Pocas veces estamos en paz con nuestra soledad, cuando la necesitamos no se deja disfrutar, y cuando queremos que nos deje es muy difícil desprenderse de ella, pero lo cierto es que debemos intentar llegar a un equilibrio entre nuestros momentos a solas y nuestros momentos de estar acompañado.
Todos los días deberíamos estar al menos una hora solos, en un espacio que nos haga sentir bien, seguros, "en casa", y dedicarnos esos momentos a nosotros mismos y nuestros pensamientos, nuestras sensaciones y sentimientos, quedándonos aislados de todo lo que nos rodea normalmente. Esta necesidad afecta tanto a niños como mayores, a mujeres o a hombres... todos necesitamos o deberíamos necesitar esos momentos de soledad, de intimidad.

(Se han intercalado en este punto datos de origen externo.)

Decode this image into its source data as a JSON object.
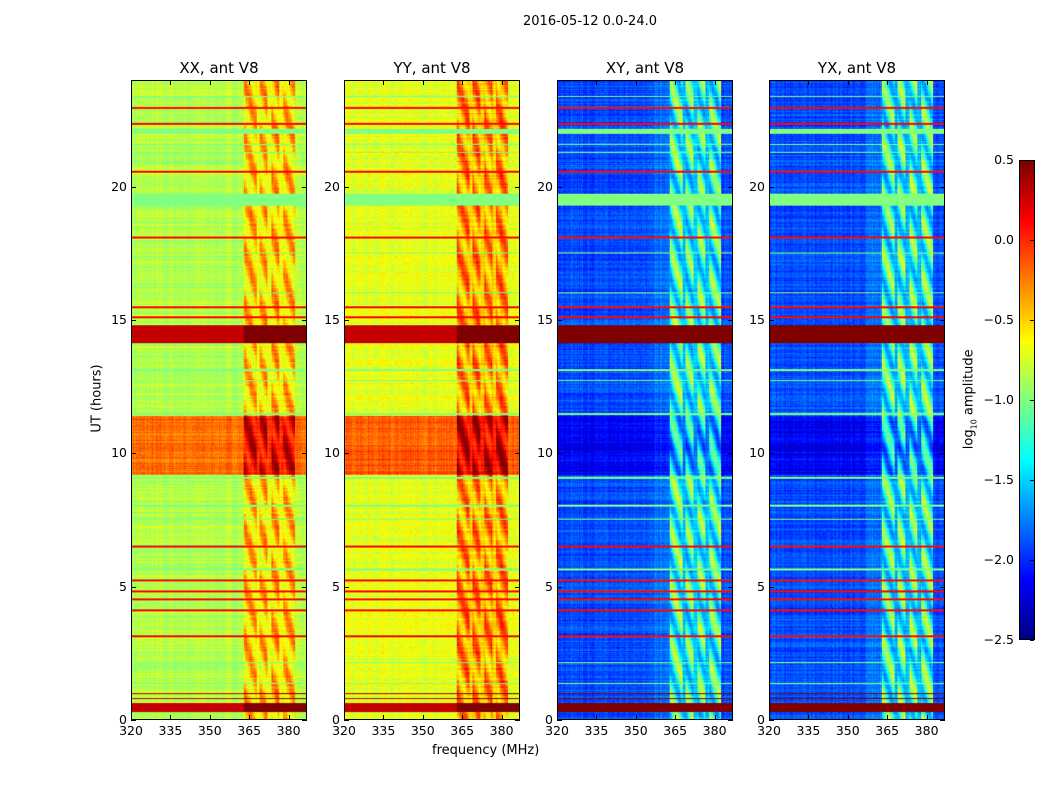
{
  "chart_data": {
    "type": "heatmap",
    "title": "2016-05-12 0.0-24.0",
    "xlabel": "frequency (MHz)",
    "ylabel": "UT (hours)",
    "colorbar_label_prefix": "log",
    "colorbar_label_sub": "10",
    "colorbar_label_suffix": " amplitude",
    "colormap": "jet",
    "clim": [
      -2.5,
      0.5
    ],
    "colorbar_ticks": [
      "0.5",
      "0.0",
      "−0.5",
      "−1.0",
      "−1.5",
      "−2.0",
      "−2.5"
    ],
    "colorbar_tick_values": [
      0.5,
      0.0,
      -0.5,
      -1.0,
      -1.5,
      -2.0,
      -2.5
    ],
    "xlim": [
      320,
      387
    ],
    "ylim": [
      0,
      24
    ],
    "x_ticks": [
      320,
      335,
      350,
      365,
      380
    ],
    "x_tick_labels": [
      "320",
      "335",
      "350",
      "365",
      "380"
    ],
    "y_ticks": [
      0,
      5,
      10,
      15,
      20
    ],
    "y_tick_labels": [
      "0",
      "5",
      "10",
      "15",
      "20"
    ],
    "rfi_band_mhz": [
      363,
      383
    ],
    "rfi_gaps_mhz": [
      368.5,
      373,
      377.5
    ],
    "panels": [
      {
        "title": "XX, ant V8",
        "base": -0.85,
        "day_block": [
          9.2,
          11.4,
          -0.2
        ],
        "rfi_boost": 0.65
      },
      {
        "title": "YY, ant V8",
        "base": -0.7,
        "day_block": [
          9.2,
          11.4,
          -0.15
        ],
        "rfi_boost": 0.7
      },
      {
        "title": "XY, ant V8",
        "base": -1.9,
        "day_block": [
          9.2,
          11.4,
          -2.15
        ],
        "rfi_boost": 1.1
      },
      {
        "title": "YX, ant V8",
        "base": -1.9,
        "day_block": [
          9.2,
          11.4,
          -2.15
        ],
        "rfi_boost": 1.1
      }
    ],
    "saturated_rows_hours": [
      [
        0.25,
        0.6
      ],
      [
        0.75,
        0.8
      ],
      [
        0.92,
        0.98
      ],
      [
        14.15,
        14.8
      ]
    ],
    "red_lines_hours": [
      3.1,
      4.1,
      4.5,
      4.8,
      5.2,
      6.5,
      15.1,
      15.5,
      18.1,
      20.6,
      22.4,
      23.0
    ],
    "flagged_rows_hours": [
      [
        19.3,
        19.75
      ],
      [
        22.0,
        22.2
      ],
      [
        1.3,
        1.35
      ],
      [
        2.1,
        2.15
      ],
      [
        7.5,
        7.55
      ],
      [
        8.0,
        8.05
      ],
      [
        11.45,
        11.5
      ],
      [
        12.7,
        12.75
      ],
      [
        13.1,
        13.15
      ],
      [
        16.0,
        16.05
      ],
      [
        17.5,
        17.55
      ],
      [
        21.3,
        21.35
      ],
      [
        21.6,
        21.65
      ],
      [
        23.4,
        23.45
      ],
      [
        5.6,
        5.65
      ],
      [
        9.05,
        9.1
      ]
    ],
    "flag_value": -1.0
  }
}
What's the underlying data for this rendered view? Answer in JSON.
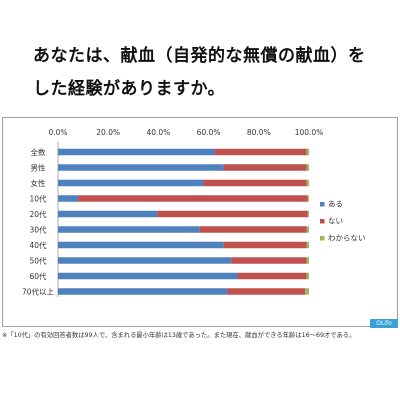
{
  "title_line1": "あなたは、献血（自発的な無償の献血）を",
  "title_line2": "した経験がありますか。",
  "footnote": "※「10代」の有効回答者数は99人で、含まれる最小年齢は13歳であった。また現在、献血ができる年齢は16～69才である。",
  "logo_text": "OLifo",
  "colors": {
    "aru": "#4f81bd",
    "nai": "#c0504d",
    "wakaranai": "#9bbb59"
  },
  "chart_data": {
    "type": "bar",
    "orientation": "horizontal",
    "stacked": "percent",
    "categories": [
      "全数",
      "男性",
      "女性",
      "10代",
      "20代",
      "30代",
      "40代",
      "50代",
      "60代",
      "70代以上"
    ],
    "series": [
      {
        "name": "ある",
        "values": [
          62.5,
          66.0,
          58.0,
          8.0,
          39.5,
          56.5,
          66.0,
          69.0,
          71.5,
          67.5
        ]
      },
      {
        "name": "ない",
        "values": [
          36.5,
          33.0,
          41.0,
          91.5,
          60.0,
          42.5,
          33.0,
          30.0,
          27.5,
          31.0
        ]
      },
      {
        "name": "わからない",
        "values": [
          1.0,
          1.0,
          1.0,
          0.5,
          0.5,
          1.0,
          1.0,
          1.0,
          1.0,
          1.5
        ]
      }
    ],
    "x_ticks": [
      "0.0%",
      "20.0%",
      "40.0%",
      "60.0%",
      "80.0%",
      "100.0%"
    ],
    "xlim": [
      0,
      100
    ],
    "grid": false,
    "legend_position": "right"
  }
}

Cuando vivimos en familia, muchas veces nos sentimos parte de algo mayor, una pieza muy necesaria de una cadena familiar, y da igual que hablemos de una familia de 2 o de 5, y realmente es así, somos piezas necesarias para mantener nuestros "grupos" unidos y estables, pero no debemos perder nuestra identidad. Además de formar parte de grupos familiares, grupos de trabajo, grupos de amigos, tenemos una primera responsabilidad con nosotros mismos, y es la responsabilidad de mantener nuestra identidad, nuestros sentimientos, como algo único y especial, y por eso debemos reconocerlos a solas, para poder compartirlos después con todo aquel que nos rodea. No debemos perder la capacidad de sentirnos bien sin nada más que nosotros mismos, sin nadie más. En muchos casos la soledad genera ansiedad y sensaciones desagradables, aun cuando es una soledad de dos horas, y esto es algo de lo que nos tenemos que proteger, ya que realmente no es algo que debiera hacernos sentir mal, más bien todo lo contrario.
Quizá, cuando necesitamos estar rodeados de gente cada instante de nuestra vida, y nos da un miedo terrible la intimidad o aislamiento, es que algo no está bien en nuestro interior y no queremos enfrentarnos a ello.
Vivimos en sociedad que nos invita a compartir cada instante de nuestra vida, a estar en contínua comunicación, y realemente eso está bien en cierta medida, ya que debe ser una opción, no una regla aplicada a cada minuto de nuestras vidas. El msn, el mail, los sms, los móviles, nos facilitan la comunicación social, pero nos privan de intimidad.
Desde niños debemos aprender a ser felices y estar tranquilos en esos ratitos de soledad, de intimidad y de aislamiento, siempre eso si, como una opción más, algo que podemos elegir sin que suponga un problema o que podemos asumir sin que nos suponga un problema. ¿Quién no ha disfrutado bailando delante de un espejo en soledad, o ensayando discursos de amor imposibles, o conociendo nuestro cuerpo, o dejando volar la imaginación o recapacitando sobre algo complicado de nuestros días? No debemos perder esta capacidad, y debemos dejar que los más pequeños tengan estas oportunidades, en la intimidad de un rato de soledad.